Selling prices for large three-bedroom semi-detached houses in the upmarket Battery Court development in Longford town are now being sold for less than half their asking price during the height of the property boom.
Three-bedroom semi-detached houses that started at €250,000 will now range between a modest €99,950 and €117,950 when they go back on the market on April 24 and 25.
Four-bedroom detached homes that once commanded a minimum asking price of €385,000 will also be up for grabs for between €205,000 and €219,000. In all, 47 properties ranging in size from 1,000 to 2,055 sq ft set on large private gardens have been resurrected after the half-completed estate became a virtual ghost town when developers Grealy Group went into meltdown during the property collapse.
The development went into receivership six months ago. However, receiver Ray McDwyer has since seen to it that the unfinished properties have been completed and put back on the market.
Auctioneer Don Crotty, of Crotty Auctioneers in Cavan, said: "Under instructions from the receiver Ray McDwyer, Crotty Auctioneers took over the development and spent the last seven months cleaning up the site and carrying out repairs and maintenance to the existing structures."

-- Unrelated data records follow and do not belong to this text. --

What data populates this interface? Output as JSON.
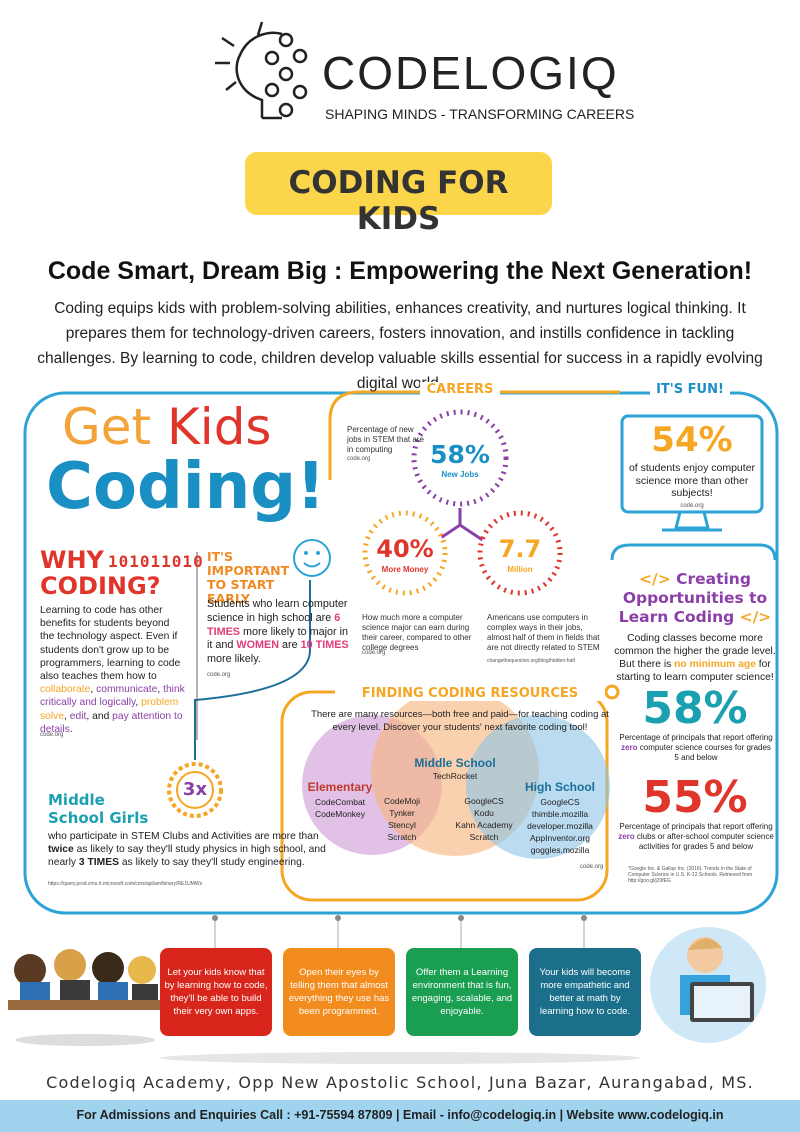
{
  "logo": {
    "name": "CODELOGIQ",
    "tagline": "SHAPING MINDS - TRANSFORMING CAREERS"
  },
  "badge": "CODING FOR KIDS",
  "headline": "Code Smart, Dream Big : Empowering the Next Generation!",
  "intro": "Coding equips kids with problem-solving abilities, enhances creativity, and nurtures logical thinking. It prepares them for technology-driven careers, fosters innovation, and instills confidence in tackling challenges. By learning to code, children develop valuable skills essential for success in a rapidly evolving digital world.",
  "infographic": {
    "title": {
      "line1": [
        {
          "text": "Get ",
          "color": "#f2a33a"
        },
        {
          "text": "Kids",
          "color": "#e0352b"
        }
      ],
      "line2": "Coding!"
    },
    "why": {
      "title1": "WHY",
      "binary": "101011010",
      "title2": "CODING?",
      "body": [
        {
          "text": "Learning to code has other benefits for students beyond the technology aspect. Even if students don't grow up to be programmers, learning to code also teaches them how to "
        },
        {
          "text": "collaborate",
          "color": "#f5a623"
        },
        {
          "text": ", "
        },
        {
          "text": "communicate",
          "color": "#8b3fa8"
        },
        {
          "text": ", "
        },
        {
          "text": "think critically and logically",
          "color": "#8b3fa8"
        },
        {
          "text": ", "
        },
        {
          "text": "problem solve",
          "color": "#f5a623"
        },
        {
          "text": ", "
        },
        {
          "text": "edit",
          "color": "#8b3fa8"
        },
        {
          "text": ", and "
        },
        {
          "text": "pay attention to details",
          "color": "#8b3fa8"
        },
        {
          "text": "."
        }
      ],
      "source": "code.org"
    },
    "start_early": {
      "title": "IT'S IMPORTANT TO START EARLY",
      "body": [
        {
          "text": "Students who learn computer science in high school are "
        },
        {
          "text": "6 TIMES",
          "color": "#e23b7a",
          "bold": true
        },
        {
          "text": " more likely to major in it and "
        },
        {
          "text": "WOMEN",
          "color": "#e23b7a",
          "bold": true
        },
        {
          "text": " are "
        },
        {
          "text": "10 TIMES",
          "color": "#e23b7a",
          "bold": true
        },
        {
          "text": " more likely."
        }
      ],
      "source": "code.org"
    },
    "girls": {
      "badge": "3x",
      "title": "Middle School Girls",
      "body": [
        {
          "text": "who participate in STEM Clubs and Activities are more than "
        },
        {
          "text": "twice",
          "bold": true
        },
        {
          "text": " as likely to say they'll study physics in high school, and nearly "
        },
        {
          "text": "3 TIMES",
          "bold": true
        },
        {
          "text": " as likely to say they'll study engineering."
        }
      ],
      "source": "https://query.prod.cms.rt.microsoft.com/cms/api/am/binary/RE1UMWs"
    },
    "careers": {
      "heading": "CAREERS",
      "jobs": {
        "note": "Percentage of new jobs in STEM that are in computing",
        "source": "code.org",
        "value": "58%",
        "label": "New Jobs"
      },
      "money": {
        "value": "40%",
        "label": "More Money",
        "note": "How much more a computer science major can earn during their career, compared to other college degrees",
        "source": "code.org"
      },
      "million": {
        "value": "7.7",
        "label": "Million",
        "note": "Americans use computers in complex ways in their jobs, almost half of them in fields that are not directly related to STEM",
        "source": "changethequestion.org/blog/hidden-half"
      }
    },
    "fun": {
      "heading": "IT'S FUN!",
      "value": "54%",
      "note": "of students enjoy computer science more than other subjects!",
      "source": "code.org"
    },
    "opportunities": {
      "title": [
        {
          "text": "</> ",
          "color": "#f5a623"
        },
        {
          "text": "Creating Opportunities to Learn Coding"
        },
        {
          "text": " </>",
          "color": "#f5a623"
        }
      ],
      "body": [
        {
          "text": "Coding classes become more common the higher the grade level. But there is "
        },
        {
          "text": "no minimum age",
          "color": "#f5a623",
          "bold": true
        },
        {
          "text": " for starting to learn computer science!"
        }
      ],
      "stats": [
        {
          "value": "58%",
          "body": [
            {
              "text": "Percentage of principals that report offering "
            },
            {
              "text": "zero",
              "color": "#8b3fa8",
              "bold": true
            },
            {
              "text": " computer science courses for grades 5 and below"
            }
          ]
        },
        {
          "value": "55%",
          "body": [
            {
              "text": "Percentage of principals that report offering "
            },
            {
              "text": "zero",
              "color": "#8b3fa8",
              "bold": true
            },
            {
              "text": " clubs or after-school computer science activities for grades 5 and below"
            }
          ]
        }
      ],
      "source": "*Google Inc. & Gallup Inc. (2016). Trends in the State of Computer Science in U.S. K-12 Schools. Retrieved from http://goo.gl/j29fEG"
    },
    "resources": {
      "heading": "FINDING CODING RESOURCES",
      "intro": "There are many resources—both free and paid—for teaching coding at every level. Discover your students' next favorite coding tool!",
      "elementary": {
        "title": "Elementary",
        "items": [
          "CodeCombat",
          "CodeMonkey"
        ]
      },
      "elem_middle": [
        "CodeMoji",
        "Tynker",
        "Stencyl",
        "Scratch"
      ],
      "middle": {
        "title": "Middle School",
        "items": [
          "TechRocket"
        ]
      },
      "middle_high": [
        "GoogleCS",
        "Kodu",
        "Kahn Academy",
        "Scratch"
      ],
      "high": {
        "title": "High School",
        "items": [
          "GoogleCS",
          "thimble.mozilla",
          "developer.mozilla",
          "AppInventor.org",
          "goggles.mozilla"
        ]
      },
      "source": "code.org"
    }
  },
  "tags": [
    "Let your kids know that by learning how to code, they'll be able to build their very own apps.",
    "Open their eyes by telling them that almost everything they use has been programmed.",
    "Offer them a Learning environment that is fun, engaging, scalable, and enjoyable.",
    "Your kids will become more empathetic and better at math by learning how to code."
  ],
  "footer": {
    "address": "Codelogiq Academy, Opp New Apostolic School, Juna Bazar, Aurangabad, MS.",
    "contact": "For Admissions and Enquiries Call : +91-75594 87809 | Email - info@codelogiq.in | Website www.codelogiq.in"
  }
}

Mr Crotty said selling off unfinished estates at bargain prices "is the way forward".
He added: "People have to have homes to live in and it is three years since houses were bought in this country.
"Half-finished developments do nothing for towns and I would say that we have reached the bottom of the market now."
The sale comes less than a month after apartments at Tailteann Court in Mullingar, Co Westmeath, went on sale last month starting at €69,950.
The developer had built 63 apartments but sold none before National Irish Bank appointed receiver John McStay on foot of debts of €7.8m.
Prices started at €69,950 for one-bedroom apartments, €82,450 for two-bedroom units and €98,000 for three-bed units -- or approximately half of what they were at the peak of the boom.